Ты улыбнулся поверх их мокрых макушек. Такой улыбкой, что мне захотелось взлететь.
Раннее утро, городок спит. В крошечной булочной свет уже включен, хозяин расставляет стулья. Увидев нас, он машет рукой:
– Заходите!
– А мы думали, вы еще закрыты.
– Вы правы. Но накормить голодных – святое дело. Кофе только что сварился. Я как раз собирался завтракать.
Помогаю ему накрывать на стол. Мальчишки уже впились в круассаны. Ты берешь у меня из рук чашки.
Хозяин качает головой:
– Это прекрасно. Как вы смотрите друг на друга. Как будто вы совсем одни, кто бы ни был рядом. Люблю влюбленных. Хорошо, что вы зашли. Теперь весь день буду чувствовать себя молодым.
– Месье совсем не стар.
– Не отвлекайся, деточка. Тебе сейчас ни к чему какой-то месье… Вы уже нашли, где остановиться?
– Мы хотели взять напрокат палатку.
– Отличная мысль, мой мальчик. Пойду посмотрю, не сгнила ли на чердаке старая палатка Франсуазы. Моя дочь. Ей теперь не до романтики. Вышла замуж за раввина и рожает как проклятая. Я даже не могу запомнить имена всех этих детей…
Завтрак закончен, палатка и даже два спальника найдены. А он все не отпускает нас.
– Может, еще что-нибудь? Принять душ? Переодеться?.. Не во что? Как это прекрасно! Подожди, я принесу тебе свитер Франсуазы, ей все равно уже никогда в жизни его не натянуть, а ночью на берегу прохладно… Хотя о чем я болтаю, старый балбес! Вы точно не замерзнете… Ну, может быть, проверить почту, сообщить родителям, что вы живы…
– Нам некому писать, – отвечаешь ты, беря меня за руку.
– Постой. Если можно, месье, я бы хотела отправить письмо сестре.
Не могу зайти в свою почту, нет русских букв, чтобы набрать пароль.
– Пиши с моего ящика, адрес помнишь? – предлагает хозяин. – Не смущайся, тут ничего личного, сплошные фотографии младенцев…
Пишу на адрес Алеши, он проверяет почту чаще, чем раз в году.
«Дорогие мои! Надеюсь, у вас все хорошо. Я счастлива. Мы были в Париже, а сегодня приехали к морю. Мои рисунки взяли на выставку и даже заплатили гонорар. Но это все мелочи. Главное, я совершенно безумно влюблена! И кажется, это немного взаимно… Петька с Пашкой шлют вам привет, они уже выучили пару французских ругательств и легко находят общий язык с местными детьми. Вся прежняя жизнь кажется сном. Кроме вас, конечно… Сорок тысяч поцелуев. Ваша сумасшедшая сестра».

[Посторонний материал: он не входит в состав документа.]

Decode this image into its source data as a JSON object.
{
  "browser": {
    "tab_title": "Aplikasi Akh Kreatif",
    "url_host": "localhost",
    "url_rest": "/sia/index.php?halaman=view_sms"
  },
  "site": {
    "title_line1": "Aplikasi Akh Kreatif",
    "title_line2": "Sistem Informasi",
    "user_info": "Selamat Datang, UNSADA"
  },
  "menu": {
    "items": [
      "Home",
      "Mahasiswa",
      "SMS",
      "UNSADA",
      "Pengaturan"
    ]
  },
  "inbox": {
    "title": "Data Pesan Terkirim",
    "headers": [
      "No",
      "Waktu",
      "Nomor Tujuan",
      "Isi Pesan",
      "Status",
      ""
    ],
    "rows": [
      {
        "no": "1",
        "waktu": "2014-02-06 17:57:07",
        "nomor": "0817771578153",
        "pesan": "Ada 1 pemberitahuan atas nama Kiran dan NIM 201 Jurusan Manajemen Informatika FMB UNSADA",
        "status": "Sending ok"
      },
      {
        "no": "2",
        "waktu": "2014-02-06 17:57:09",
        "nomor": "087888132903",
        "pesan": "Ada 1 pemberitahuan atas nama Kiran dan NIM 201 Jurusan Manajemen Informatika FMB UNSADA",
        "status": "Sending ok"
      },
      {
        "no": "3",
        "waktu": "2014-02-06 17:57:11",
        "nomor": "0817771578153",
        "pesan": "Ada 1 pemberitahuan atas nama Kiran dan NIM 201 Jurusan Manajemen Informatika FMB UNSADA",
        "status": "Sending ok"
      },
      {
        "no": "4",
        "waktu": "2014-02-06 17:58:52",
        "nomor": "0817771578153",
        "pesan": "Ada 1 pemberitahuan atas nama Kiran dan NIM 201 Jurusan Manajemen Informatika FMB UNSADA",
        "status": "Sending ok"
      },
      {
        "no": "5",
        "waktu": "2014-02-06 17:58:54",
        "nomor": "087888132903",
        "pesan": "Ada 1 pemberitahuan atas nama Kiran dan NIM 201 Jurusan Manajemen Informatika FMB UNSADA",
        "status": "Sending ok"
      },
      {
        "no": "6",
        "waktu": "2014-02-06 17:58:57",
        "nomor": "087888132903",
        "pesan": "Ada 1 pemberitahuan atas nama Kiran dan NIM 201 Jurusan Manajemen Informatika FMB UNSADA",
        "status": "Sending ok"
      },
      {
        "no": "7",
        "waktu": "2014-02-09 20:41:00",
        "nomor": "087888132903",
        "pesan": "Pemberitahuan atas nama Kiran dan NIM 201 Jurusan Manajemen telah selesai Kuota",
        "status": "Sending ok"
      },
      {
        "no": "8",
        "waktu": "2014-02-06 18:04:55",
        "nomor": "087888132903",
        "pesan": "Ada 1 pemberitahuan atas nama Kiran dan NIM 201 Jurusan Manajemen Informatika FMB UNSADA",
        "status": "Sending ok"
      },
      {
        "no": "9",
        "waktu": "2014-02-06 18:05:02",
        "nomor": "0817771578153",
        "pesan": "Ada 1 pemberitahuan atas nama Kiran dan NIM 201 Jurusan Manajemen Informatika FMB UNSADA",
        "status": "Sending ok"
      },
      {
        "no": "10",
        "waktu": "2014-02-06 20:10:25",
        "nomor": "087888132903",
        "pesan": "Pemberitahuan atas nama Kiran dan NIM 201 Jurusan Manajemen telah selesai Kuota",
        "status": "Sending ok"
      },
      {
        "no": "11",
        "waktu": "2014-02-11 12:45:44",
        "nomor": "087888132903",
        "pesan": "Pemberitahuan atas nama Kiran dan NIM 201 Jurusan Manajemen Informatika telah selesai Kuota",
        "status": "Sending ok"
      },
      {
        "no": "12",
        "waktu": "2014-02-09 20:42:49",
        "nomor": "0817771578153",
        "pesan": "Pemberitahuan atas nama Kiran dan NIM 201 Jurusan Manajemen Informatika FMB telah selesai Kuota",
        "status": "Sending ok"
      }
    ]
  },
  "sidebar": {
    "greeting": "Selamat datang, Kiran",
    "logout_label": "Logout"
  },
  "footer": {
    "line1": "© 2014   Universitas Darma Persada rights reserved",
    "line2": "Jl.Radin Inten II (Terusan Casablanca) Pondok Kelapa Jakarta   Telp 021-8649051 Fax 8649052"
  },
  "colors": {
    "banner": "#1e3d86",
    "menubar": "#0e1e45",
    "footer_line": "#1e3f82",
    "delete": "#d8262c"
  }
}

Весь день был наполнен шумом волн, ветром, детским визгом и нашим молчанием. Свитер Франсуазы пришелся как нельзя кстати. Потому что ты снова был далеко. Все смотрел и смотрел на море. Но когда я подходила, делал усилие и возвращался.
– О чем ты думаешь?
– Вот прямо сейчас? Вспоминаю историю, которую слышал от уличного музыканта из Аргентины. Об одной женщине-поэте, очень популярной там у них. Она была молода и красива. И талантлива. А потом узнала, что безнадежно больна. И она вошла в море и не вернулась… Он пел танго, посвященное ей. Там бесконечно повторялось ее имя. Будто кто-то стоит на берегу и окликает, окликает, уже не надеясь на ответ…
– Как ее звали?
– Не помню. Какое-то красивое имя, где много гласных. Как твое. Которое так удобно кричать на ветру или петь.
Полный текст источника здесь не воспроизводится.